Chciałbym aby rzeczony model posiadał następujące cechy:
..
- intuicyjny w obsłudze;
- zasilanie standardowymi ogniwami - baterie/akumulatory AA lub AAA (paluszki);

Nie jestem pewien co do pozostałych parametrów miernika, dlatego chciałbym prosić o poradę odnośnie poniższych kwestii. Które cechy byłyby tu niepotrzebne, traktowane jako miły dodatek, a które niezbędne:
- jaki element światłoczuły: selenowy, krzemowy czy silikonowy itp.;
- wskazywanie proporcji ilości światła błyskowego do światła zastanego;
- możliwość profilowania światłomierza pod konkretny sprzęt;
- tryb preselekcji przysłony;
- podświetlana skala;
- ostrzeżenia o przekroczeniu zakresu pomiarowego.
Co sądzicie Państwo o tych modelach: Sekonic L-308S, Polaris AS9600 2, Polaris Karat?Na liście zabrakło firmy Kenko. To dawna Minolta. Najlepsze światłomierze robi trójca Sekonic, Kenko i Gossen. Masz też polskie Elfo :) - oczywiście to tylko marka.
Intuicyjne w obsłudze są wszystkie. Mam na myśli te rzeczy, których sie używa na co dzień. Włączenie, pomiar, zmiana parametrów i funkcji. Personalizowanie - tu może być róznie, ale ja nie odczuwam potrzeby zmian ustawień fabrycznych.
Zasilanie - w moim Sekonicu 758DR bateria starcza na 2 lata, a ja mam duże zużycie prądu bo bateria napędza tez moduł radiowy. Czyli raczej nie ma co sie przejmować tym by to były baterie AA (u mnie nie są).
Element selenowy - no tego to już nie uświadczysz :), zdaje się, że światłomierz zewnętrzny to będzie dla ciebie nowość (tak wnioskuję po podpunktach jakie cie interesują).

Wskazanie proporcji błysk/zastane - to uważam za bardzo ważne.
profilowanie pod konkretny sprzęt - uważam to za totalnie zbędne
preselekcja przysłony - to ma chyba każdy, oczywiście przy świetle ciągłym. Bo błysku sie nie reguluje czasem migawki ;)
podświetlana skala - w studiu sie przydaje. U mnie się włącza automatycznie przy niskim poziomie światła zastanego.

Bardzo ważne, a nie wspominasz o tym - kąty z jakich jest zbierane światło. Tu jest minus dla Kenko (Minolty) - wymagana jest zmiana nasadki, kupowana osobno i droga. Sekonic ma obracany element, który powoduje chowanie się lub wysuwanie tej mlecznej półkuli.

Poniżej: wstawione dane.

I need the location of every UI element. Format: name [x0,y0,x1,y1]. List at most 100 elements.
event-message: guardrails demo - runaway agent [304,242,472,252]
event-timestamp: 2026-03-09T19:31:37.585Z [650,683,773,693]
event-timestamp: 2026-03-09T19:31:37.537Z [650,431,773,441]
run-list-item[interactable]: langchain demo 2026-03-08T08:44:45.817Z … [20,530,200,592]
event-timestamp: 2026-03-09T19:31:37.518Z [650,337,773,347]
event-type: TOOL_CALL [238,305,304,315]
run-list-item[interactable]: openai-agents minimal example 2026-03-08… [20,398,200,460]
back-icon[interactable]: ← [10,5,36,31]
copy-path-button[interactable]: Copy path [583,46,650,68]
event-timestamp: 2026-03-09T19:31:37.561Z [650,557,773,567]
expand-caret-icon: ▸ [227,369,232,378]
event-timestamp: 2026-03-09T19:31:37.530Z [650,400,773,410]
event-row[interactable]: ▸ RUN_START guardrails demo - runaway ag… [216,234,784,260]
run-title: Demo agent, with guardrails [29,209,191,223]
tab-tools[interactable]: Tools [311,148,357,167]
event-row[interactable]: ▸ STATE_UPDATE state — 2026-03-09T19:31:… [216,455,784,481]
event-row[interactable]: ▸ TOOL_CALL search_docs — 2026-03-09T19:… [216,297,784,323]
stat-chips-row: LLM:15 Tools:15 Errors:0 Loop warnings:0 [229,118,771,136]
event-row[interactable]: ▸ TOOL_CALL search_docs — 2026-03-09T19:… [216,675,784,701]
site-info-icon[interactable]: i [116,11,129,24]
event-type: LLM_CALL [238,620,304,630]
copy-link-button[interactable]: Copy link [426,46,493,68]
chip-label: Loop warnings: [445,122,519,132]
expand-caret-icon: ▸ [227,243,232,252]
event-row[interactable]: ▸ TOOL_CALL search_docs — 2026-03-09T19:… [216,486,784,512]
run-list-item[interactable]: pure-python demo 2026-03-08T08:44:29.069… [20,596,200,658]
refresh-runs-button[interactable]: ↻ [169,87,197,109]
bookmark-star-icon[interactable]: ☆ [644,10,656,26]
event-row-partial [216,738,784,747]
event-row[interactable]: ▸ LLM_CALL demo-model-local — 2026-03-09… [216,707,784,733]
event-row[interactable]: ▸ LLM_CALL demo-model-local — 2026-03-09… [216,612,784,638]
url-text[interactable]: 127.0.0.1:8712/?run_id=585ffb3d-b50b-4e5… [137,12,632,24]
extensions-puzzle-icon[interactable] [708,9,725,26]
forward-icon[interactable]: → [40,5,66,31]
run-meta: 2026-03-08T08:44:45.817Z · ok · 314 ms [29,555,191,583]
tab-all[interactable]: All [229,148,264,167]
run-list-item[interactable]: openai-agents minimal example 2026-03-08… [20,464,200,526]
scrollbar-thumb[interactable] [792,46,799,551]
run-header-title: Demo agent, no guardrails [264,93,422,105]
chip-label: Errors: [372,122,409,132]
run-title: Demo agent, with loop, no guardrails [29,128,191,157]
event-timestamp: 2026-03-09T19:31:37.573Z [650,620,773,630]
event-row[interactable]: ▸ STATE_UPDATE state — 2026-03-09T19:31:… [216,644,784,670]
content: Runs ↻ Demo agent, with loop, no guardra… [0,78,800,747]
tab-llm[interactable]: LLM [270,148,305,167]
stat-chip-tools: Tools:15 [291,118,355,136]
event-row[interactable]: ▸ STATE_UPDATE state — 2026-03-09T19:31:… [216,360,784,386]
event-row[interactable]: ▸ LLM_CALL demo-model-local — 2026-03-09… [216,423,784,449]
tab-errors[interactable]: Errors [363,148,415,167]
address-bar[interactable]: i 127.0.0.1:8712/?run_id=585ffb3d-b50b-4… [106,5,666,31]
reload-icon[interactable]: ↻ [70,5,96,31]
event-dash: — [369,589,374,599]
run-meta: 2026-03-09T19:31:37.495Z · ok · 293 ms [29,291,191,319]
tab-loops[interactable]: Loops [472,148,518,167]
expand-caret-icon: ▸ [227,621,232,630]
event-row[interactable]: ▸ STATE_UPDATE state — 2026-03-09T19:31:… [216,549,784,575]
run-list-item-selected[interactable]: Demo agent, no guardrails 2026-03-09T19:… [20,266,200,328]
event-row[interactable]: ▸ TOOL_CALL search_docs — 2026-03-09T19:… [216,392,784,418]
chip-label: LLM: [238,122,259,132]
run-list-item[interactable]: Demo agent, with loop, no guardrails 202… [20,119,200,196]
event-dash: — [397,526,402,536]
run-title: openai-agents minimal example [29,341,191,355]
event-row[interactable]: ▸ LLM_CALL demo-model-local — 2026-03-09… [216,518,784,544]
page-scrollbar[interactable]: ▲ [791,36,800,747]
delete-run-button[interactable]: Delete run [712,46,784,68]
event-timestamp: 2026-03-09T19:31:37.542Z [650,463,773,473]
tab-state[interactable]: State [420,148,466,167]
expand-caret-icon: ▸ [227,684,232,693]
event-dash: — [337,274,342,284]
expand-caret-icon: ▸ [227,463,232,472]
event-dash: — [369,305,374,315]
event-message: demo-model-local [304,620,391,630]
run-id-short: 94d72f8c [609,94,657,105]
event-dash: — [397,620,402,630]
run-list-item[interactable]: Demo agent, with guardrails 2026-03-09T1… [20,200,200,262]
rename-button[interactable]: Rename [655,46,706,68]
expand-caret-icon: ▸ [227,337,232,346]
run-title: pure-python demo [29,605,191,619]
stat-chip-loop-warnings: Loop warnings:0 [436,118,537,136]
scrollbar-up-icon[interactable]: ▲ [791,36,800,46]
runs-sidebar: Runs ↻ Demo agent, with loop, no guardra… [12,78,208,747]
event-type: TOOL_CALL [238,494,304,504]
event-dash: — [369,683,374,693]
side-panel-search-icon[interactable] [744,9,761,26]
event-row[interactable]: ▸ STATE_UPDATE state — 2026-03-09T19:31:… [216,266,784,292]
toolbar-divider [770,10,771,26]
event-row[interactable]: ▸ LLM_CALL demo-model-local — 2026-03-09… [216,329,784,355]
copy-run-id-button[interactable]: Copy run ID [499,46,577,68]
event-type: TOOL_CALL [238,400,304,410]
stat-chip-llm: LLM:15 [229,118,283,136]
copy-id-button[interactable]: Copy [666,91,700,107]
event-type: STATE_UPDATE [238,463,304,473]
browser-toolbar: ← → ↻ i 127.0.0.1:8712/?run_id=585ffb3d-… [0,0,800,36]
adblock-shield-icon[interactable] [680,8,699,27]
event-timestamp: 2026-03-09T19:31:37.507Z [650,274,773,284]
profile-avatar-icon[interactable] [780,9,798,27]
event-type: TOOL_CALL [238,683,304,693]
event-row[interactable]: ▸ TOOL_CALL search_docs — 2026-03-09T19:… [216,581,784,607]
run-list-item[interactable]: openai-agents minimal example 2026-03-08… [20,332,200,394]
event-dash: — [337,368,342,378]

To jest bardzo praktyczne.

fret
12.04.17, 14:37
Proponuje powrót na ziemię. Po kiego grzyba takie cudo w domowym studio? Ok, ok, w sieci pełno tutków w których piszą, że bez takiego cusia nie da się zrobić zdjęcia. Pewnie się nie da, ale tylko z punktu widzenia sponsora tutka ;)

dzemski
12.04.17, 14:54
Proponuje powrót na ziemię. Po kiego grzyba takie cudo w domowym studio? Ok, ok, w sieci pełno tutków w których piszą, że takiego cusia nie da się zrobić zdjęcia. Pewnie się nie da, ale tylko z punktu widzenia sponsora tutka ;)

Zgodzę się z tym stwierdzeniem. W dobie cyfrowej fotografii zrobienie próbnego zdjęcia nic nie kosztuje.

Jacek_Z
12.04.17, 17:15
Oczywiście że sie da bez. I że nic nie kosztuje. Szczególnie na początku swojej studyjnej drogi, gdy sie nie ma wielu lamp ( i doświadczenia).
Natomiast jak już się ustawia plany zdjęciowe z kilkoma lampami, to po prostu światłomierz ułatwia i przyspiesza pracę. Pozwala też na uzyskanie powtarzalności oświetlenia gdy się robi sesje w odstępach kilku dni (gdy w międzyczasie przestawiane są lampy). Głupio jest też gdy się w trakcie sesji pozmienia lampy (np z beauty na softbox itp) i się robi próbki, mota ze sprzetem, a tu modelka stygnie ;)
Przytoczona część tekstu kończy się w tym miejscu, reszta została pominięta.